Amanda Stevens

The Prophet

Chapter One

Something had been following me for days. Whether it was human, ghost or an in-between—like me—I had no idea. I’d never caught more than a glimpse out of the corner of my eye. No more than a flicker of light or a fleeting shadow. But it was there even now, in my periphery. A darkness that kept pace. Turning when I turned. Slowing when I slowed.

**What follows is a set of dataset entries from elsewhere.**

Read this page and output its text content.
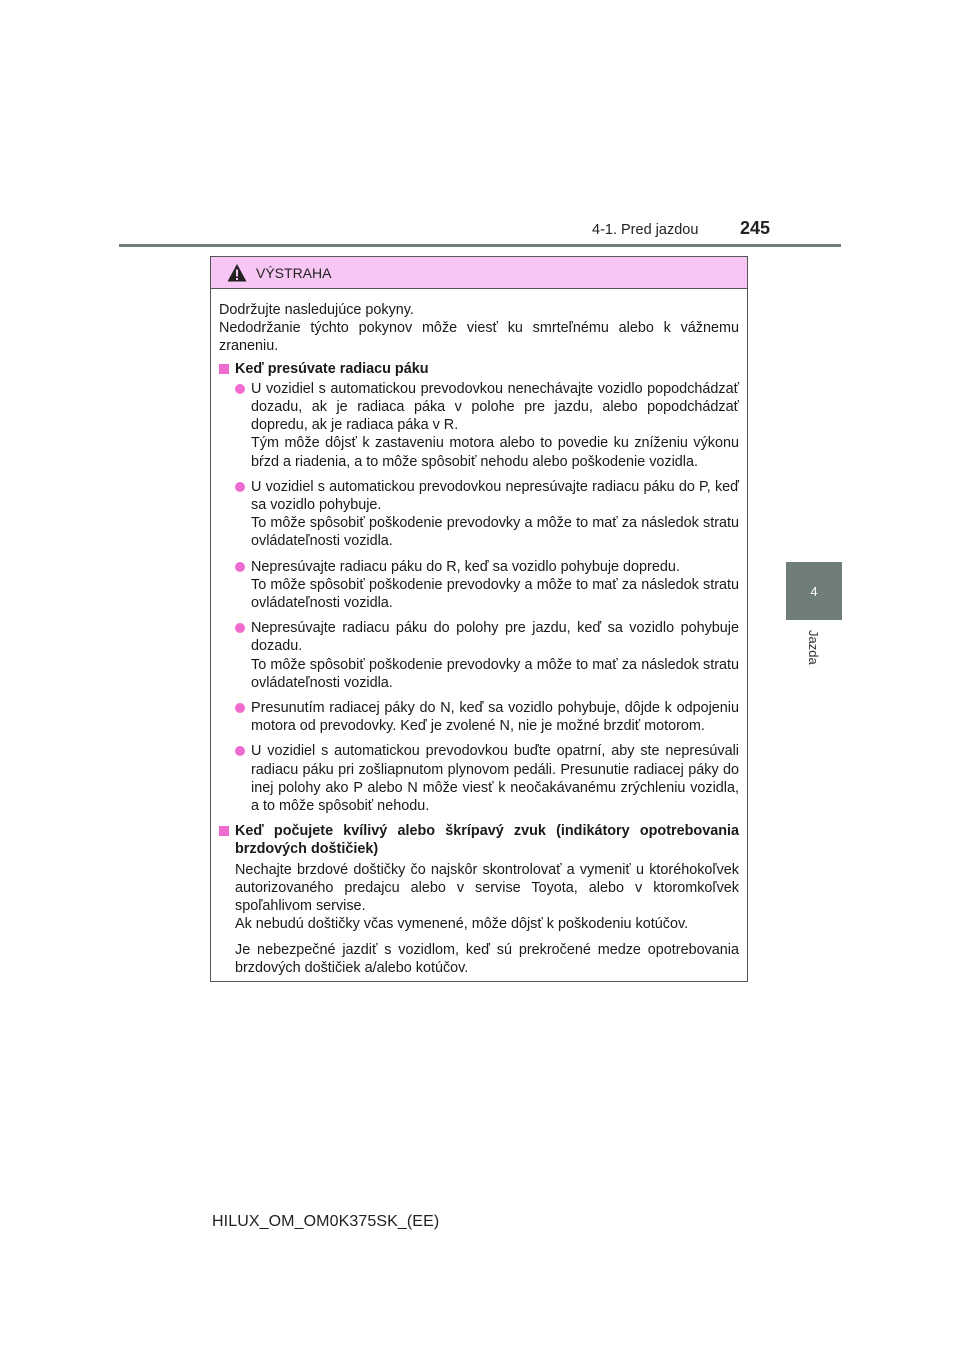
4-1. Pred jazdou 245
4
Jazda
VÝSTRAHA

Dodržujte nasledujúce pokyny.
Nedodržanie týchto pokynov môže viesť ku smrteľnému alebo k vážnemu zraneniu.

Keď presúvate radiacu páku

U vozidiel s automatickou prevodovkou nenechávajte vozidlo popodchádzať dozadu, ak je radiaca páka v polohe pre jazdu, alebo popodchádzať dopredu, ak je radiaca páka v R.
Tým môže dôjsť k zastaveniu motora alebo to povedie ku zníženiu výkonu bŕzd a riadenia, a to môže spôsobiť nehodu alebo poškodenie vozidla.

U vozidiel s automatickou prevodovkou nepresúvajte radiacu páku do P, keď sa vozidlo pohybuje.
To môže spôsobiť poškodenie prevodovky a môže to mať za následok stratu ovládateľnosti vozidla.

Nepresúvajte radiacu páku do R, keď sa vozidlo pohybuje dopredu.
To môže spôsobiť poškodenie prevodovky a môže to mať za následok stratu ovládateľnosti vozidla.

Nepresúvajte radiacu páku do polohy pre jazdu, keď sa vozidlo pohybuje dozadu.
To môže spôsobiť poškodenie prevodovky a môže to mať za následok stratu ovládateľnosti vozidla.

Presunutím radiacej páky do N, keď sa vozidlo pohybuje, dôjde k odpojeniu motora od prevodovky. Keď je zvolené N, nie je možné brzdiť motorom.

U vozidiel s automatickou prevodovkou buďte opatrní, aby ste nepresúvali radiacu páku pri zošliapnutom plynovom pedáli. Presunutie radiacej páky do inej polohy ako P alebo N môže viesť k neočakávanému zrýchleniu vozidla, a to môže spôsobiť nehodu.

Keď počujete kvílivý alebo škrípavý zvuk (indikátory opotrebovania brzdových doštičiek)

Nechajte brzdové doštičky čo najskôr skontrolovať a vymeniť u ktoréhokoľvek autorizovaného predajcu alebo v servise Toyota, alebo v ktoromkoľvek spoľahlivom servise.
Ak nebudú doštičky včas vymenené, môže dôjsť k poškodeniu kotúčov.

Je nebezpečné jazdiť s vozidlom, keď sú prekročené medze opotrebovania brzdových doštičiek a/alebo kotúčov.

HILUX_OM_OM0K375SK_(EE)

I steadied my gait even as my heart raced, and I berated myself for having strayed too far from hallowed ground. I’d lingered too long at my favorite market, and now it was nearing on twilight, that dangerous time when the veil thinned, allowing those greedy, grasping entities to drift through into our world, seeking what they could never have again.

From the time I was nine, my father had taught me how to protect myself from the parasitic nature of ghosts, but I’d broken his every rule. I’d fallen in love with a haunted man, and now a door had been opened, allowing the Others to come through. Allowing evil to find me.

A car thundered down the street, and I tensed even as I welcomed such a normal sound. But the roar of the engine faded too quickly, and the ensuing quiet seemed ominous. The rush hour traffic had already waned, and the street was unusually devoid of pedestrians and runners. I had the sidewalk all to myself. It was as if everything had faded into the background, and the scope of my world narrowed to the thud of my footsteps and heartbeats.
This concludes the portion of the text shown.